Most painting now a days have some type of message or content and represent something going on in the real world. Unlike Rothko, most painters don’t really mind their art or paintings being next to or surrounded by other art because they just want their art to be viewed. Artists now a days usually don’t have very big paintings, and they usually have a frame, unlike Mark Rothko where his paintings were huge and frameless. I don’t think artists now a days are as passionate about making sure that their paintings create a deep inner-emotional reaction of their viewers. Instead, they just want to ry and represent something from reality in their painting.

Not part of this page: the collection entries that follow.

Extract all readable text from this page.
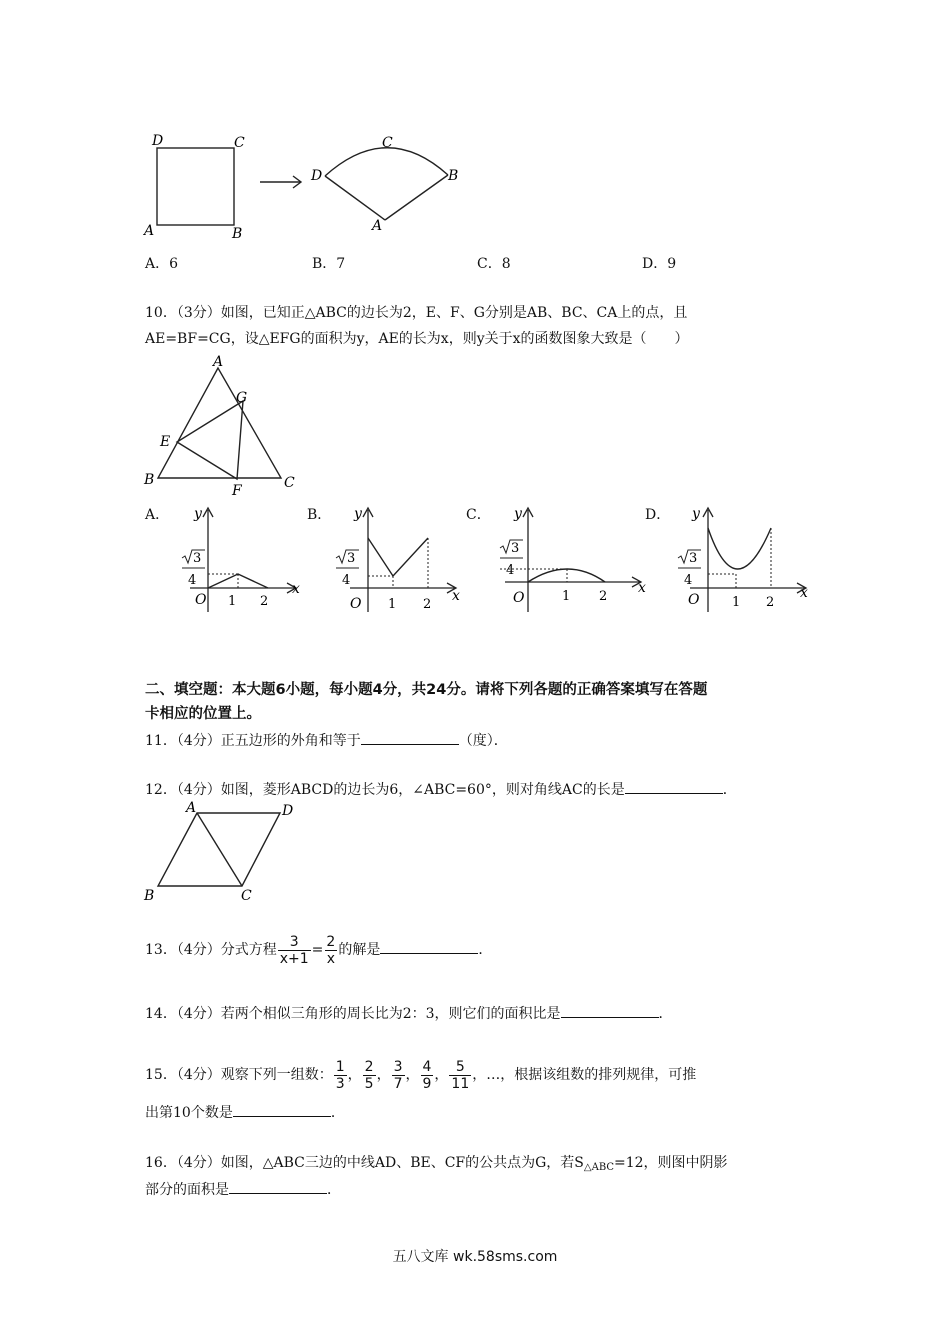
D	C
A	B
C
D	B
A
A．6	B．7	C．8	D．9
10．（3分）如图，已知正△ABC的边长为2，E、F、G分别是AB、BC、CA上的点，且
AE=BF=CG，设△EFG的面积为y，AE的长为x，则y关于x的函数图象大致是（　　）
A
G
E
B
F	C
A．	B．	C．	D．
y
x
O 1 2
3
4
y
x
O 1 2
3
4
y
x
O	1 2
3
4
y
x
O	1 2
3
4
二、填空题：本大题6小题，每小题4分，共24分。请将下列各题的正确答案填写在答题
卡相应的位置上。
11．（4分）正五边形的外角和等于	（度）．
12．（4分）如图，菱形ABCD的边长为6，∠ABC=60°，则对角线AC的长是	．
A	D
B	C
13．（4分）分式方程 $\frac{3}{x+1} = \frac{2}{x}$ 的解是	．
14．（4分）若两个相似三角形的周长比为2：3，则它们的面积比是	．
15．（4分）观察下列一组数： $\frac{1}{3}$ ， $\frac{2}{5}$ ， $\frac{3}{7}$ ， $\frac{4}{9}$ ， $\frac{5}{11}$ ，…，根据该组数的排列规律，可推
出第10个数是	．
16．（4分）如图，△ABC三边的中线AD、BE、CF的公共点为G，若$S_{\triangle ABC}=12$，则图中阴影
部分的面积是	．
五八文库 wk.58sms.com
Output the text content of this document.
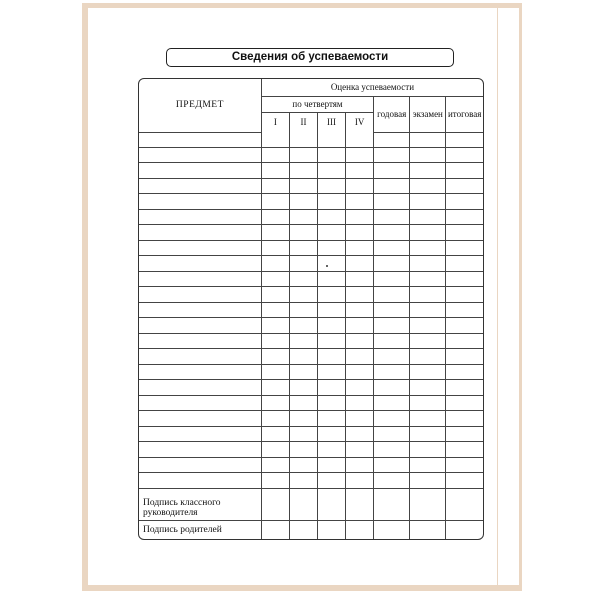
Сведения об успеваемости
ПРЕДМЕТ	Оценка успеваемости						
	по четвертям				годовая	экзамен	итоговая
	I	II	III	IV			

Подпись классного руководителя							
Подпись родителей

Mark Rothko was truly passionate about his work and his viewers, anymore that is something artists lack; true passion. In this paper I have attempted to summarize and explain the significance on the world today of Executive Order 9066, George Orwell’s 1984, and Mark Rothko’s Color-field works. Each time era in history is part of why today’s society is the way it is. History involves things of the past, but the past is what determines the present. Someday the actions and events of our society today will have a significant impact on the present in the future.